For instance, one story that Skinny [St. Claire] came back with concerned a person we all knew. When this person got back to the U.S., after not only a long time over here but a long time in the lines, he was sent to one of the Army schools, and there he was told that they didn’t want to hear anything about how things were done over here — that things were being done all wrong, etc. So he kept his mouth shut. But, one day the class was told to make up a tactical situation and describe how they would meet it — it could be a situation they had heard of or anything — and then their methods would be criticized. So, this officer gave a description of a situation and how he would meet it were he the one involved. After he got done, the instructor lit into his plan and ended up his violent criticism by saying that if there had been that situation and it had been met as the officer described that he would do, his whole outfit would be wiped out. The officer merely said, “Well, that all may be so, sir, but the plan worked: we were not wiped out, and I was decorated for it!” If that story were the only one if its kind that we have heard, I wouldn’t be mentioning it, but ‘tis only one of many similar ones. This whole attitude is even evident in our own kind of a unit when one finds these new gangs coming over with ideas as to running their unit, built along the lines of the Army-manuals dated somewhere around 1918!
Why is it that not only man, as the individual, but great units, such as the Army, and nations themselves, do not seem to profit, or want to profit, by the experiences of others…but would much rather learn by bitter personal experience???
Know you must feel, too, the way we feel about the strikes we keep hearing about. Only two or three divisions worth of men out on strike back there! A mere nothing!
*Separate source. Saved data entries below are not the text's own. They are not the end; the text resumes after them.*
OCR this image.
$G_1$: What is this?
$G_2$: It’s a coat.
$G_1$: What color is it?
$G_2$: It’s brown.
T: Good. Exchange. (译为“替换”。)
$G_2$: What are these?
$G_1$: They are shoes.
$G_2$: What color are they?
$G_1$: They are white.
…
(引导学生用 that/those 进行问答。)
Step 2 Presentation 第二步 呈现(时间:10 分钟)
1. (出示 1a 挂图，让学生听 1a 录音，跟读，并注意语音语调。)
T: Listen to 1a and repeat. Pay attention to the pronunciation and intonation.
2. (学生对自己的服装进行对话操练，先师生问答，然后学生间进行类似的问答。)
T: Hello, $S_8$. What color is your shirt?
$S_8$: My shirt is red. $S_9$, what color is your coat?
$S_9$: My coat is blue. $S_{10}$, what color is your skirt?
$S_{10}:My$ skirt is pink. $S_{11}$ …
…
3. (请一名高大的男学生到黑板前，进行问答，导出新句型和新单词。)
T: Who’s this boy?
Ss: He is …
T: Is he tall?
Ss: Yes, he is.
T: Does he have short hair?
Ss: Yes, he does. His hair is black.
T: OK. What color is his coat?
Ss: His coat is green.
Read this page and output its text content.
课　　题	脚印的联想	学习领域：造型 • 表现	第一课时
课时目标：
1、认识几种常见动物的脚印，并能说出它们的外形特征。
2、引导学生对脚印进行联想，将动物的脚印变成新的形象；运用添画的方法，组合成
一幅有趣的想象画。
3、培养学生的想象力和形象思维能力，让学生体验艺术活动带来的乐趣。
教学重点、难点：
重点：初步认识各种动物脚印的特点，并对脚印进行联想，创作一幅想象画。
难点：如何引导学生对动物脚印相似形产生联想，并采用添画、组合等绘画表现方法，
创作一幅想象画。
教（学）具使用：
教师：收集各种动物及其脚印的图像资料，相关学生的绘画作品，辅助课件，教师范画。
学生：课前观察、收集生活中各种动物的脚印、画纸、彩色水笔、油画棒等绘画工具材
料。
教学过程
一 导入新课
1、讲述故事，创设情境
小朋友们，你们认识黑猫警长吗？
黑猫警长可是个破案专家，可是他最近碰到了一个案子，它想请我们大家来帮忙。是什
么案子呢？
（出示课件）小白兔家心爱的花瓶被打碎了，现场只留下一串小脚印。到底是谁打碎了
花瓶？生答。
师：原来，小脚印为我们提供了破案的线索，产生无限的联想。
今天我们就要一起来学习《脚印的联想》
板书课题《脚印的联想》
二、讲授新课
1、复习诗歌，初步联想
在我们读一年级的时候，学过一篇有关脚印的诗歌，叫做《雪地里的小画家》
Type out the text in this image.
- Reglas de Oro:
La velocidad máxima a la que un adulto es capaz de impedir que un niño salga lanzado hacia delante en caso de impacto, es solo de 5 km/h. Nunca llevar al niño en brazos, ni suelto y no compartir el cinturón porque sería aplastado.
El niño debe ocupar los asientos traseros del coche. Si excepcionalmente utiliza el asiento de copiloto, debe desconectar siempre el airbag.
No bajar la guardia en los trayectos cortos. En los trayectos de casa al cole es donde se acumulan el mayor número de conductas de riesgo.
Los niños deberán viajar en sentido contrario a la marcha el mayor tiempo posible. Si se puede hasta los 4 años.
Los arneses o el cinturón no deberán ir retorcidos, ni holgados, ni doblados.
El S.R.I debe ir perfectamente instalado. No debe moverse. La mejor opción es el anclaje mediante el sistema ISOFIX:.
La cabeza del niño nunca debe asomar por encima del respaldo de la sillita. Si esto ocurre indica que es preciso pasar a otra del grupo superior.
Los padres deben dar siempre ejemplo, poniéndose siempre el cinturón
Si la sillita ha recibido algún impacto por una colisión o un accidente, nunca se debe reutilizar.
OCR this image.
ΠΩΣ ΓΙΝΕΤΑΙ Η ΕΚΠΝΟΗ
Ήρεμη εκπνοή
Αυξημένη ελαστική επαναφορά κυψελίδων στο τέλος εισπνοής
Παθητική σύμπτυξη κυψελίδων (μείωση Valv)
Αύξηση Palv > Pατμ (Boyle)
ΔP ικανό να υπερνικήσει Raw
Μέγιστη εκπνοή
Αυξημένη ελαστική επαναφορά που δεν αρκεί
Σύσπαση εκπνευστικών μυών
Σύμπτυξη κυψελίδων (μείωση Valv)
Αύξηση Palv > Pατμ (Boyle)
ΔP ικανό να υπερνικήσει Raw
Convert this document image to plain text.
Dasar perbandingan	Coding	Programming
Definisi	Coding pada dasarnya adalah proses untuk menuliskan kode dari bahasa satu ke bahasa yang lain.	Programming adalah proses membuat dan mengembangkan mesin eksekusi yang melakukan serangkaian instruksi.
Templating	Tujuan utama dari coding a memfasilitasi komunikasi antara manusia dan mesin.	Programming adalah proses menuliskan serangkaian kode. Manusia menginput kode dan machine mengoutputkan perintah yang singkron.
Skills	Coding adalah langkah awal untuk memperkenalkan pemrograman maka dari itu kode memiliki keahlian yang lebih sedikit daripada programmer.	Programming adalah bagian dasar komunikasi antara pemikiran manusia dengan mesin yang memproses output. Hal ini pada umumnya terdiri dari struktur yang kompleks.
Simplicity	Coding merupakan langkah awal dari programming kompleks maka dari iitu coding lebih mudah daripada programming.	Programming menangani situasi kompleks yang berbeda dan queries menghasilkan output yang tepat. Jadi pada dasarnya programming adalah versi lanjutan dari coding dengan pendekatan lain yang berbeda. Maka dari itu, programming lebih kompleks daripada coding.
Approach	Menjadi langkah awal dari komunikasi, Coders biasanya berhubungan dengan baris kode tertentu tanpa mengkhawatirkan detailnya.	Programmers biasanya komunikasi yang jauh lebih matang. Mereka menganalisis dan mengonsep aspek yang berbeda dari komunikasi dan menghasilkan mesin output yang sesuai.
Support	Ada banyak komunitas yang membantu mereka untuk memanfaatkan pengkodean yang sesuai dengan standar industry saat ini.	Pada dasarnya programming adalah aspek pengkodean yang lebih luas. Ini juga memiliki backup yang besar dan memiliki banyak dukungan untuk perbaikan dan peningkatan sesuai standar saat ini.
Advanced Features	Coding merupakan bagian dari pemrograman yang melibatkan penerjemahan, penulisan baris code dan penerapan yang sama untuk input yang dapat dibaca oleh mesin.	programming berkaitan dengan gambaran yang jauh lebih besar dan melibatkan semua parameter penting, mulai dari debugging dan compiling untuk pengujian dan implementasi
Don’t imagine that a strike of two or three divisions over here would have much effect on the opinions of the people in the U.S.! No —just take the three that we know so well, what would have happened had they struck at various times? ‘Twould have meant nothing, except, of course, that Sicily would not have been taken, that there would have been no Salerno, no Anzio or Rome, and absolutely no liberation of 2/3 of France by the Southern route. That’s all!! Just a handful of men, a bunch of Indians, a group of cowboys from Texas, or the boys from the Presidio and the coast! Huh, and then people wonder why the boys over here get so disgusted with those “oh so delicate”, and so lousily managed, labor disputes and strikes!
I know you people don’t look at things the way most seem to. How about others you talk to, however? How about Gram, Dave, Lou? If all my ravings here get through, don’t just file it, use it! Enough of that for now…
The Col., as I told you, took Klein to Paree with him. On the way they did see and spent some time with the Col’s son. Klein was a bit disappointed about his trip, for the Col., “showed” Paree to him in the short time that they were there. They toured the city in the jeep and didn’t see any of the nite-sights, etc.
Mattie is fine these days – spending his time, like everyone else, in the prone position for lack of anything else to do. The rest is probably doing him, if no one else, some good.
Chappie and Schuster were out fishing yesterday, spending the whole day at it, and they did better than Bret, for they caught enough to supply them with lunch and supper. They took a little gas stove along with them and cooked the fish out by the river.